Читать книгу Японская кукушка, или Семь богов счастья - Татьяна Герден - Страница 5
Часть первая
4
ОглавлениеПервый год в гимназии стал для меня сплошным кошмаром. Хотя гимназическая форма мне очень нравилась – мундир с блестящими пуговицами и синяя фуражка с чёрным козырьком, – все надо мной подсмеивались, сбивали фуражку, и мне часто приходилось поднимать её с пыльного пола или того хуже – из грязи, если это происходило на прогулке после дождя, и, как соседские мальчишки в Талашкине, мои однокашники по гимназии не пропускали ни одной возможности надо мной подшутить. Они подкладывали мне под подушку дохлых жаб, стаскивали с меня одеяло, когда я спал, и всячески старались унизить меня, кто как только мог. Здесь меня тоже называли япошкой, басурманом и почему-то чернорылкой, хотя моё лицо было бледнее некоторых из них, но вскоре, после отчаянной драки, за которую меня посадили в карцер на добрых три дня, ко мне прочно приклеилась новая кличка – японская кукушка, которую часто для удобства сокращали до слова «якушка».
А дело было так. После Закона Божьего дьяк Милентий отпустил всех воспитанников на перерыв, в продолговатый двор гимназии, огороженный высокой каменной стеной. Я любил и одновременно боялся перерывов, потому что, с одной стороны, это было единственное время, когда я мог насладиться своим угрюмым одиночеством, спрятавшись в отдалённых уголках небольшого парка, разбитого у дальней стены двора, и там, среди застывших в камне безводных фонтанов, раскидистых клёнов, лип и берёз предаться сладостным воспоминаниям о моём острове. А с другой стороны, каждую минуту я ожидал подвоха и злых насмешек своих однокашников, и, пока я пытался скрыться от них в парке, два или три человека обязательно успевали либо сбить мою фуражку и затоптать её в пыль, либо подставить мне подножку так, чтоб я упал и сильно расшибся.
Зимние месяцы бывали особенно страшными для меня, потому что деревья и кусты стояли голые и спрятаться от гадких насмешек было негде. Тогда я пуще всего тосковал по родному острову, вспоминал свою хижину из старых, скрюченных веток и подобранных досок, шляпу из лопухов и подзорную трубу из тростника и подолгу мысленно разговаривал со своим верным какаду – лесной кукушкой, которую научился довольно хорошо передразнивать на её родном языке.

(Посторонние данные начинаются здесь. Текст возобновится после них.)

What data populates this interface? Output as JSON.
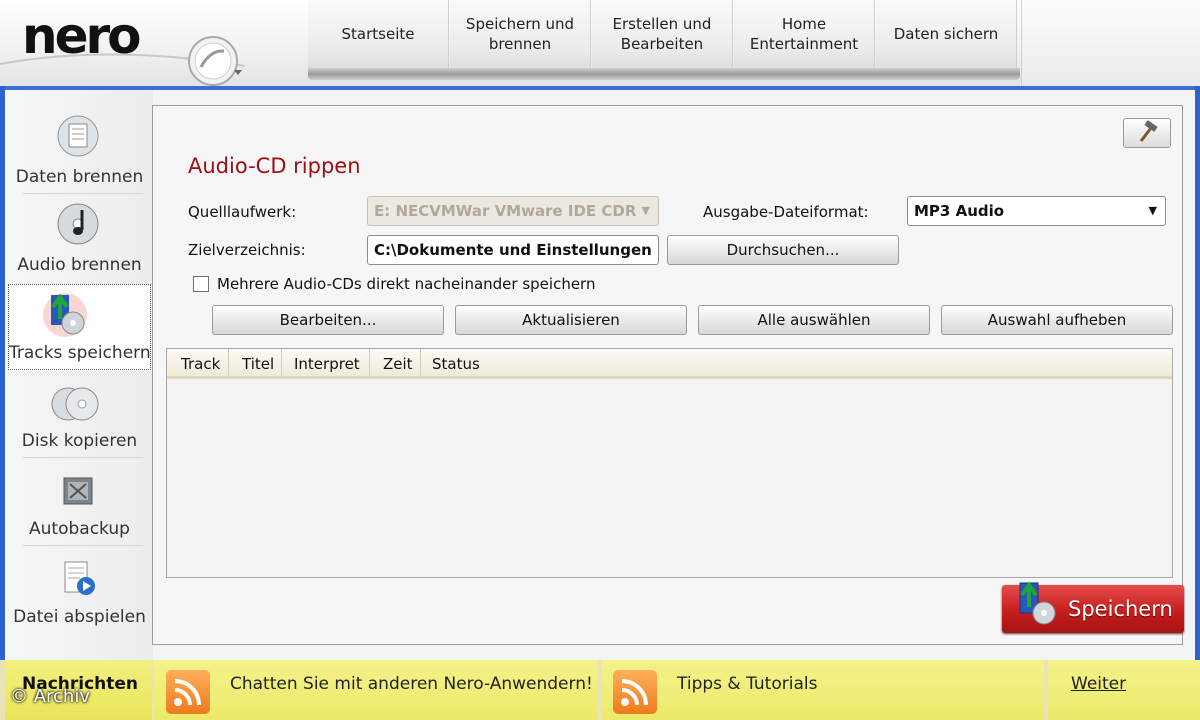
{
  "app": {
    "logo_text": "nero"
  },
  "topnav": {
    "tabs": [
      "Startseite",
      "Speichern und brennen",
      "Erstellen und Bearbeiten",
      "Home Entertainment",
      "Daten sichern"
    ]
  },
  "sidebar": {
    "items": [
      {
        "label": "Daten brennen",
        "icon": "data-disc-icon"
      },
      {
        "label": "Audio brennen",
        "icon": "music-disc-icon"
      },
      {
        "label": "Tracks speichern",
        "icon": "rip-tracks-icon",
        "active": true
      },
      {
        "label": "Disk kopieren",
        "icon": "copy-disc-icon"
      },
      {
        "label": "Autobackup",
        "icon": "backup-icon"
      },
      {
        "label": "Datei abspielen",
        "icon": "play-file-icon"
      }
    ]
  },
  "panel": {
    "title": "Audio-CD rippen",
    "source_label": "Quelllaufwerk:",
    "source_value": "E: NECVMWar VMware IDE CDR",
    "format_label": "Ausgabe-Dateiformat:",
    "format_value": "MP3 Audio",
    "target_label": "Zielverzeichnis:",
    "target_value": "C:\\Dokumente und Einstellungen",
    "browse_label": "Durchsuchen...",
    "multi_label": "Mehrere Audio-CDs direkt nacheinander speichern",
    "buttons": [
      "Bearbeiten...",
      "Aktualisieren",
      "Alle auswählen",
      "Auswahl aufheben"
    ],
    "columns": [
      "Track",
      "Titel",
      "Interpret",
      "Zeit",
      "Status"
    ],
    "save_label": "Speichern"
  },
  "news": {
    "label": "Nachrichten",
    "items": [
      "Chatten Sie mit anderen Nero-Anwendern!",
      "Tipps & Tutorials"
    ],
    "more_label": "Weiter"
  },
  "watermark": "© Archiv",
  "colors": {
    "accent": "#2f63c9",
    "title": "#9b1010",
    "save": "#c51e1e",
    "news": "#ecea6a"
  }
}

За этим занятием меня и застал самый злостный мой насмешник – Аркашка Хромов, сын богатого купца, которого никак нельзя было принять за отпрыска родителя-разночинца или отставного солдата; принят он был в гимназию только лишь благодаря тому, что папаша его регулярно ссужал гимназию дровами, чернилами, бумагой и пенькой. Я до сих пор не знаю, для чего учебному заведению нужна была пенька, но Аркашка чувствовал своё превосходство над всеми мальчиками, в числе которых были и настоящие сыновья или внуки отставных солдатов, включая ветеранов Наполеоновской войны. Хамству Аркашки не было предела. Он плевался в классных комнатах, справлял нужду, не доходя до уборных, расположенных во дворе за зданием гимназии, вертелся на уроках, как флюгер, не слушая объяснение учителя, и всем своим видом показывал, что именно он тут хозяин. Учителю словесности Тихомирову Аркашка сказал, что тот длинноносый болван, а немцу Готтшаейру даже умудрился плюнуть между глаз, когда тот потребовал от Аркашки спряжение глагола lesen в Plusquamperfekte.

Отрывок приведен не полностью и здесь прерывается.